Dual pairs of generic conformally flat hypersurfaces

Abstract

We study generic conformally flat (local-)hypersurfaces in the Euclidean 4-space $\mathbb{R}^4$. Such a hypersurface $f$ has the dual (hypersurface) $f^*$ in $\mathbb{R}^4$, which is also generic and conformally flat. By repeating the composite action of inversion and the dual transformation on a hypersurface $f$, infinitely many non-equivalent generic conformally flat hypersurfaces are obtained from a single $f$. The dual $f^*$ is defined by the total differential of the embedding expressed in terms of the original $f$. However, the exact formula in $\mathbb{R}^4$ of $f^*$ is not obvious, because of difficulty of integrating the total differential.

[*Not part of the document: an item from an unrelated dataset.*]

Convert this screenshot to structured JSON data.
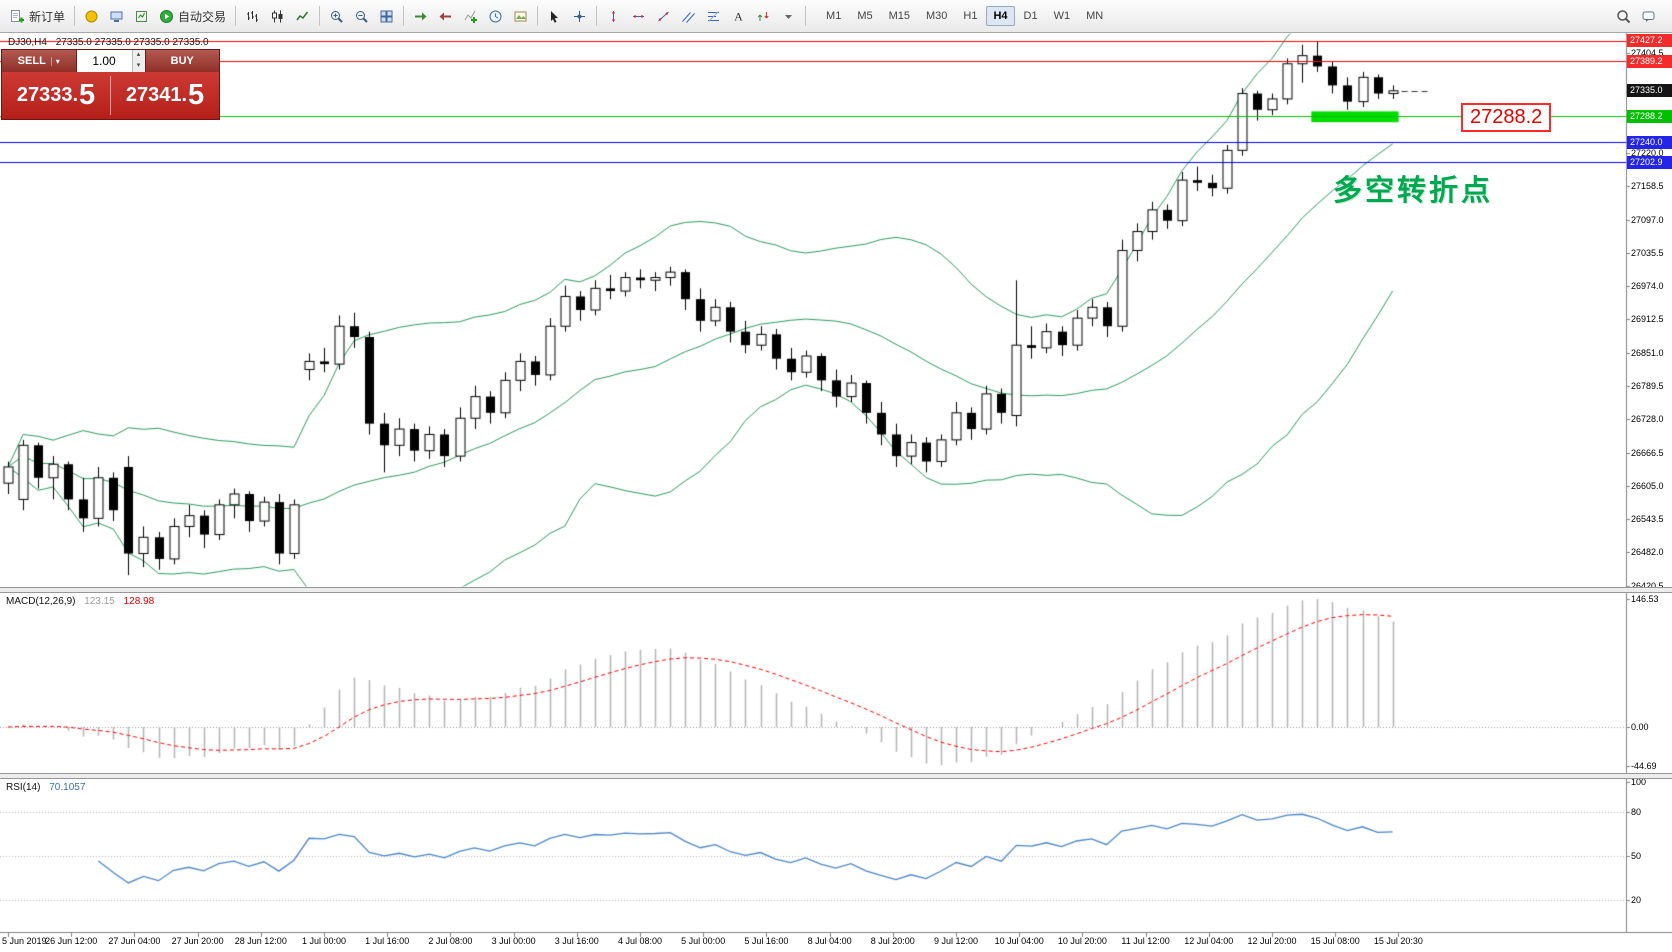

Therefore, for the study of generic conformally flat hypersurfaces it is important to clarify in some way an explicit correspondence between the dual pair in $\mathbb{R}^4$. The aim of this paper is to clarify that correspondence between the dual pair $f$ and $f^*$, which we do by making approximate discrete hypersurfaces of $f^*$ for all positive integers $n$ as maps from $3$-dimensional nets in $f$ to $\mathbb{R}^4$. The approximations are constructed from the dual invariants of a generic conformally flat hypersurface $f$, of which dual invariants are defined as the maps from $f$ to $\mathbb{R}^4$, and as $n$ tends to $\infty$, the approximations induce maps between the corresponding curvature surfaces of $f$ and $f^*$.